If the APMC structure is not required, and the alternative market can offer remunerative prices for the farmers, why would farmers of UP or Bihar sell their paddy for Rs 800-1,000 per quintal? If the trader can discover a market outside the APMC, why should he lug the paddy all the way from Bihar or UP to Punjab to sell it at the APMC mandi? The answer is simple. The government is the only reliable buyer. The Green Revolution and the proud Punjabi landowning farmer are both corollaries of government procurement at a pre-determined price known to the farmer and the trader, which is supported by the mandi infrastructure.
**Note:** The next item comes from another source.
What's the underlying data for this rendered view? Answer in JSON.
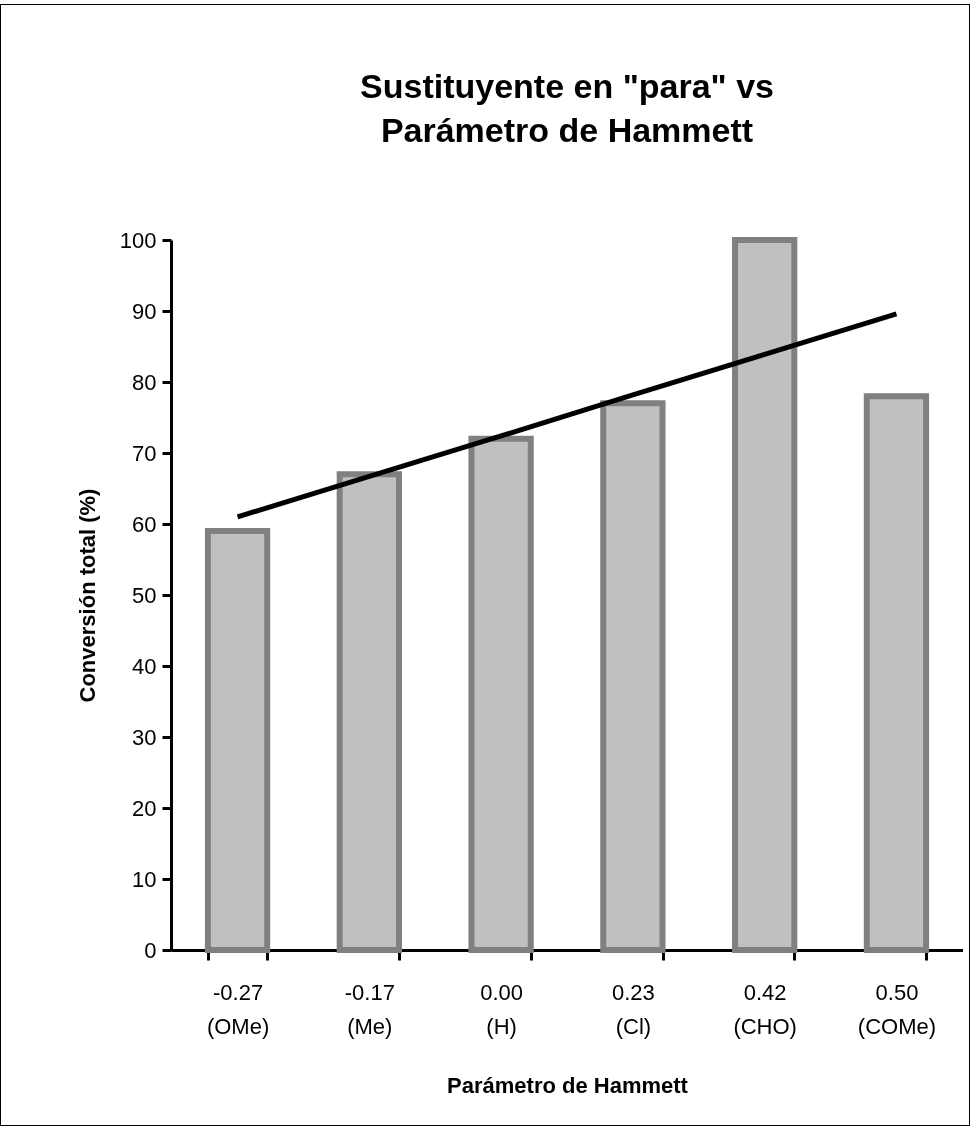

Any government that removes all this at one go does it at the peril of ruining the farming community and the nation’s food security.

The politically empowered and informed Punjabi landowners understand this better than their counterparts elsewhere. Just as Gujarat’s dairy farmers value Amul, Punjabi-Haryanvi grain farmers cherish their APMC mandis. They legitimately fear that this is an attempt by the Centre to privatise the foodgrain procurement process worth lakhs of crores of rupees. Going by the history of India’s privatisation, our crony capitalists have always ridden piggyback on governmental facilitation, cherry-picking profitable public resources and ventures, and hence privatising profits while nationalising their losses. The Congress, of course, is the prime mover, but then, Left governments have also practised this policy with great vigour.

Unfortunately, when all parties push similar economic policies, the difference with the current BJP regime is that it does not have tall farmer leaders in the Union Cabinet. The caste composition of the party leadership and the government is skewed against rural communities, with a heavy tilt towards urban groups. The BJP has been sidelining its own farmer leaders, like Virender Singh of Ballia, who speak the language and understand the apprehensions of a landowning villager.

The farm ordinances and the subsequent laws betrayed a sense of urgency, which can only be explained in terms of a suspicious intent — the Ganga may be holy but not clean by any measure. It is an Indian tragedy that we do not stop from messing up with even our dearest legacies. The BJP leadership would benefit immensely if it listens to the venerable Laxmi Kanta Chawla, one of the most respected politicians of Punjab. Her appeal to the national security hawks atop Raisina Hill that Punjabi farmers are the Punjabi soldiers ought to make people who dress up in battle fatigues for Diwali see reason.